I’m giving an academic conference paper tomorrow at the Rhythm Changes jazz cultures research conference at Media City in Salford. My presentation’s centred around the Auckland jazz scene in the mid to late 1990s.
There are some interesting aspects to that scene: the cross-pollination between local hip hop and jazz, the influx of Australian musicians, the jam sessions at Manifesto wine bar, the radio shows, the clubs and DJs, the records that got released, and lots more besides.
The bit that I find fascinating – and it’s something I’ll talk about in my paper – is that all of these things were enabled and supported by a whole range of factors that have little if anything to do with music production, distribution and consumption cultures.
For instance, after the financial crash in the late 1980s, Auckland inner city office space vacancy rose from just 3% to over 25%, prompting a desire to fill those spaces with residential tenants for the first time. The influx of residents coincided with a rise of cafe culture in the CBD, the widespread adoption of the world wide web, the gentrification of the inner-city suburbs and other demographic shifts in Auckland’s population spread.
At the same time, radio (both public and private) was undergoing profound change, altering its relationship with both jazz and local music; and international movements such as Acid Jazz and Trip Hop were having an impact – as were international visitors, including Gilles Peterson, Massive Attack and Roy the Roach.

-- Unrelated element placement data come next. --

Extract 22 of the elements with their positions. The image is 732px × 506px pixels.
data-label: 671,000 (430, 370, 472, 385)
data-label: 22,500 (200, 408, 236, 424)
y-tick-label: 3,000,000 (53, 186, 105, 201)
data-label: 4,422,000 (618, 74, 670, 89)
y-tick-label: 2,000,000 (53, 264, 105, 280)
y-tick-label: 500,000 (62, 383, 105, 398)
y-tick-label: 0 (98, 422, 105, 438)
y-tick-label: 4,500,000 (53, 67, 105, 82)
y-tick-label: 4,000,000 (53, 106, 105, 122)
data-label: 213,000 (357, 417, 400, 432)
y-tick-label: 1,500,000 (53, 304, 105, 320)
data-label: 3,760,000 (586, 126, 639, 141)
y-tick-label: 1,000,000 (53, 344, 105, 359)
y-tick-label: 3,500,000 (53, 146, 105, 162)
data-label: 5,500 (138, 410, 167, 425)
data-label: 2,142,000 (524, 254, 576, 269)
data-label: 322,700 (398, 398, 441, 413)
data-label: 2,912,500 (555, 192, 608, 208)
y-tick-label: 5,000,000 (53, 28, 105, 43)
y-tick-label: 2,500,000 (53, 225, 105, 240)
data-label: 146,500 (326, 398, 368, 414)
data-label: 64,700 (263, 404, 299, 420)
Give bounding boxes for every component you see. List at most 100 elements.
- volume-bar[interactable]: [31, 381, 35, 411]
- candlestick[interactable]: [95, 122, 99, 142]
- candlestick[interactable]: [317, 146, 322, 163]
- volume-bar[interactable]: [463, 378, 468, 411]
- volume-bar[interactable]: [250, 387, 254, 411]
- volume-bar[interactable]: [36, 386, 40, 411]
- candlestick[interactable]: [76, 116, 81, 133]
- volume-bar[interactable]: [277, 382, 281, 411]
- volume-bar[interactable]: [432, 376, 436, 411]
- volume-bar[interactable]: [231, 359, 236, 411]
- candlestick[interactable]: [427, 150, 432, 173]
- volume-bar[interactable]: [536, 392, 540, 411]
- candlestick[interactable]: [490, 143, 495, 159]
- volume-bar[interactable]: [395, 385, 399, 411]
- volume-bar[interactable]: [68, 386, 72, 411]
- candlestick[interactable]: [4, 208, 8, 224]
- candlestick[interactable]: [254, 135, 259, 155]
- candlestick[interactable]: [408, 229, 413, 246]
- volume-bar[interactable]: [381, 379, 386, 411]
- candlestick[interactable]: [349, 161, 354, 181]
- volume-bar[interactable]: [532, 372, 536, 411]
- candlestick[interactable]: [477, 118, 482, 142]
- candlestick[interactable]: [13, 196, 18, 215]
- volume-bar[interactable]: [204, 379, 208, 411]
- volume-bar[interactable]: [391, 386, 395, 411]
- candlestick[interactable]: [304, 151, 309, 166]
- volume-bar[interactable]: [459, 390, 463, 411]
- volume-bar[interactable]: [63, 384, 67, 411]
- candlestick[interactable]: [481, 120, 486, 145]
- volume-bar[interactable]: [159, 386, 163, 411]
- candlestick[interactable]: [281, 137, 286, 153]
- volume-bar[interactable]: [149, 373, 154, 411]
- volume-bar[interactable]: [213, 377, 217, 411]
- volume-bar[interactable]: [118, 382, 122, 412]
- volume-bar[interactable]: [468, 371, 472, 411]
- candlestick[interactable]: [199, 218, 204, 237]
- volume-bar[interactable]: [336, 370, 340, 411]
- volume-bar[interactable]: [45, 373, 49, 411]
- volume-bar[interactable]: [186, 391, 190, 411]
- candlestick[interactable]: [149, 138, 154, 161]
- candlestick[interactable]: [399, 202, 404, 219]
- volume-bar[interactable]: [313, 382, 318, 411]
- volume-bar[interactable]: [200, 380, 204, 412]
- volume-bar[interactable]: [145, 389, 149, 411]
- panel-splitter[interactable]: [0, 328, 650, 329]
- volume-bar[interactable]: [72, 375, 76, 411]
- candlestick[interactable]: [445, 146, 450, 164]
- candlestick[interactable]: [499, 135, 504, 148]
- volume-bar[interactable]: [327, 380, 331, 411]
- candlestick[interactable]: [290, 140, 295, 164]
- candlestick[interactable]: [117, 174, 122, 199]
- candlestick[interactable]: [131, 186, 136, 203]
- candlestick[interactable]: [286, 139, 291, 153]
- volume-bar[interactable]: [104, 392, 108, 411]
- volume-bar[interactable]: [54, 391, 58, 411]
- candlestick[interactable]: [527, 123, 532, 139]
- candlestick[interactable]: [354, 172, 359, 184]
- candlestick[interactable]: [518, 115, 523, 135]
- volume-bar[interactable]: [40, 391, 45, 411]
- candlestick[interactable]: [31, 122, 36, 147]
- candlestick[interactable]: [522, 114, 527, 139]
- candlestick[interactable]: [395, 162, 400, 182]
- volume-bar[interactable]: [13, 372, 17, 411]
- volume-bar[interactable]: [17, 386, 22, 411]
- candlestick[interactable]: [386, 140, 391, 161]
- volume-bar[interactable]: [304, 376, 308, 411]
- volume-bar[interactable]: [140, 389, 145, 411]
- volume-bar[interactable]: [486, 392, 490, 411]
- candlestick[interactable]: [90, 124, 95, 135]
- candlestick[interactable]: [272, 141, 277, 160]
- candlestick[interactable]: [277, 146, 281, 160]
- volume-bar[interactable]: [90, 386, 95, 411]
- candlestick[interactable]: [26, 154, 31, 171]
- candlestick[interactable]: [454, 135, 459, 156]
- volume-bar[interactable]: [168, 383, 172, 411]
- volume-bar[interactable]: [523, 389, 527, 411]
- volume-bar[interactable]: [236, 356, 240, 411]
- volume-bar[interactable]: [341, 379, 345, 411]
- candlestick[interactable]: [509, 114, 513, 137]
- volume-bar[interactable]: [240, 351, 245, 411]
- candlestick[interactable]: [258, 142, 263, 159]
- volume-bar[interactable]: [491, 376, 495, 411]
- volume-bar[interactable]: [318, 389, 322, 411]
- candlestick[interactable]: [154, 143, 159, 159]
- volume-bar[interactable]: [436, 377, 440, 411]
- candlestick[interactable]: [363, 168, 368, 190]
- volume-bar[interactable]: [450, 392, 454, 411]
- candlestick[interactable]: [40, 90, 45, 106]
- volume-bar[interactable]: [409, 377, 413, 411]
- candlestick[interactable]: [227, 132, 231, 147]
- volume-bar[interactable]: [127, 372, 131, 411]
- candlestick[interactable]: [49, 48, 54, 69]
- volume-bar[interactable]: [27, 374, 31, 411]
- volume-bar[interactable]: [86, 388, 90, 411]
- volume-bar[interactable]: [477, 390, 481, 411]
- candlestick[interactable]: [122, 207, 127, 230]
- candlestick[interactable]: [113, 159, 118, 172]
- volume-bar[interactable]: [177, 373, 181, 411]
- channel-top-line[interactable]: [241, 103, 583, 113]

Young players were returning from formal jazz education in the USA at a time when the neo-classical agenda was almost at its peak, and they were dressing in suits and playing in art galleries – as well as taking this revisionist strain of music heritage into high schools. But these same players were, by night, collaborating with funk drummers, rappers, DJs and electronic musicians, guesting on local pop records and performing in multiple different combinations outside cafes, in parks and in bars.
CD sales – especially those that were about replacing existing vinyl collections – had started to hit their peak and the prices had begun to drop. So a classic Miles Davis record would sit on the shelf at Marbeck’s Records for a third of the price of a recent local release.
At the same time as the Auckland inner city jazz scene, as perhaps typified by Nathan Haines circa the Shift Left album, Sydney’s Jazzgroove movement was underway. Some of the artists visited New Zealand at the right time to intersect with it, and were exposed to some of the local conditions and frameworks. But what happened in Sydney was very, very different – and the music that resulted out of those two cultural projects was markedly so.
My point – and I do have one – is that these things are messy. It’s complicated. And so in a way, the Auckland example is entirely unique and unreplicable. And in another sense, it’s completely universal. These things are very different for all sorts of reasons. There’s never just one.
Looking forward to telling this story, drawing conclusions and maybe playing a little bit of kiwi music along the way.